Understanding the Issues Impacting Public Education in the Commonwealth and in the Fox Chapel Area School District
Part 3: Property Tax Reform
Senate Bill 76 is a bill that was first introduced in 2013-2014 in the Pennsylvania Legislature that would have authorized an increase in the personal income tax or an earned income tax, as well as an increase in the sales tax, as a way to fund school districts. On January 5, Senator David Argall and seven other senators released a memorandum indicating their intention to reintroduce SB 76 in this session of the legislature. Under this legislation, property taxes would no longer be the primary source of school funding – which is why this bill is sometimes referred to as the Property Tax Independence Act or the Property Tax Elimination Act. It’s important to note that this bill does not actually eliminate school property taxes as school districts would still be able to levy a property tax to cover existing school district debt. This proposed reform does not include a redistribution formula based on need. Instead, sales tax and personal income tax would be distributed to districts based on what is currently received in local revenue. If revenues from the personal income tax and/or sales tax do not equal what districts currently receive, then it is likely that a district’s allocation would be reduced.

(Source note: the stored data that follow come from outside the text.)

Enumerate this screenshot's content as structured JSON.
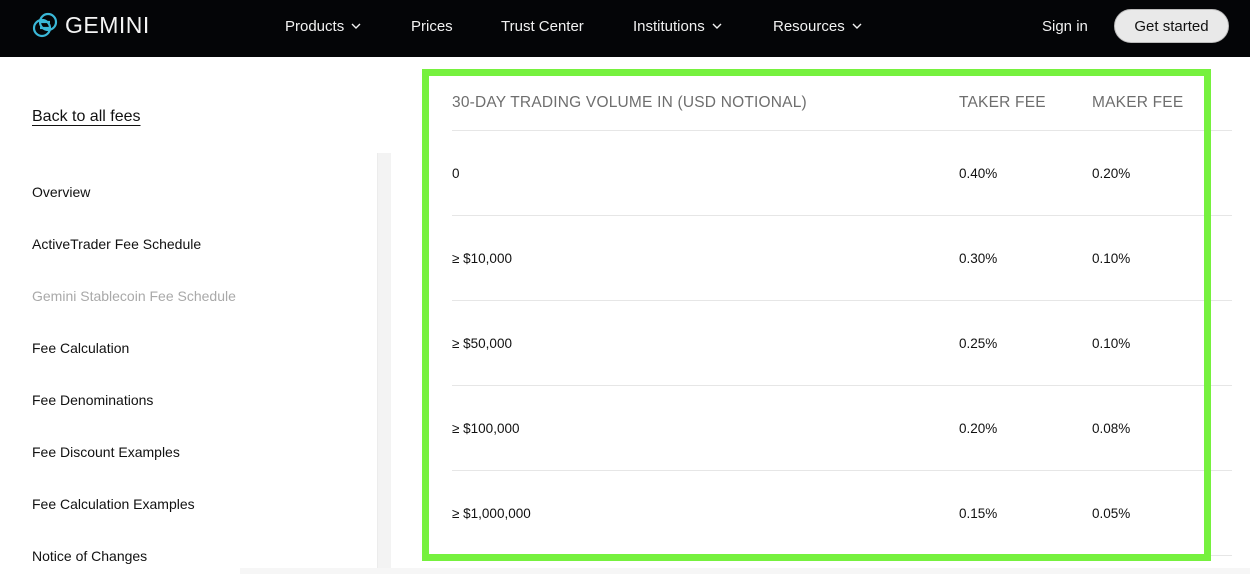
{
  "header": {
    "brand": "GEMINI",
    "nav": [
      {
        "label": "Products",
        "has_dropdown": true
      },
      {
        "label": "Prices",
        "has_dropdown": false
      },
      {
        "label": "Trust Center",
        "has_dropdown": false
      },
      {
        "label": "Institutions",
        "has_dropdown": true
      },
      {
        "label": "Resources",
        "has_dropdown": true
      }
    ],
    "sign_in": "Sign in",
    "get_started": "Get started",
    "colors": {
      "background": "#040507",
      "logo_accent": "#3ab8d8"
    }
  },
  "sidebar": {
    "back_link": "Back to all fees",
    "items": [
      {
        "label": "Overview",
        "active": false
      },
      {
        "label": "ActiveTrader Fee Schedule",
        "active": false
      },
      {
        "label": "Gemini Stablecoin Fee Schedule",
        "active": true
      },
      {
        "label": "Fee Calculation",
        "active": false
      },
      {
        "label": "Fee Denominations",
        "active": false
      },
      {
        "label": "Fee Discount Examples",
        "active": false
      },
      {
        "label": "Fee Calculation Examples",
        "active": false
      },
      {
        "label": "Notice of Changes",
        "active": false
      }
    ]
  },
  "fee_table": {
    "columns": [
      "30-DAY TRADING VOLUME IN (USD NOTIONAL)",
      "TAKER FEE",
      "MAKER FEE"
    ],
    "rows": [
      [
        "0",
        "0.40%",
        "0.20%"
      ],
      [
        "≥ $10,000",
        "0.30%",
        "0.10%"
      ],
      [
        "≥ $50,000",
        "0.25%",
        "0.10%"
      ],
      [
        "≥ $100,000",
        "0.20%",
        "0.08%"
      ],
      [
        "≥ $1,000,000",
        "0.15%",
        "0.05%"
      ]
    ],
    "highlight_color": "#76f13e"
  }
}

Implications for the Fox Chapel Area School District:
This potential legislation presents several challenges. Generally, sales taxes and income taxes are viewed as less stable revenue sources on which to build a school budget. Also, because the state would collect taxes to give to public schools, school funding would no longer be controlled locally – altering the authority and role of the local school board. Another point of concern is the ramifications of possible funding formulas for distributing these state-controlled school funds. Additionally, local businesses would no longer contribute to the school budget through property taxes. Currently, Fox Chapel Area School District’s local businesses contribute about 18 percent of the budget annually – almost as much as the district receives from state and federal resources combined. Losing this source of revenue would be detrimental to the budget. Moreover, families would be burdened by the increased sales tax and increased personal income tax.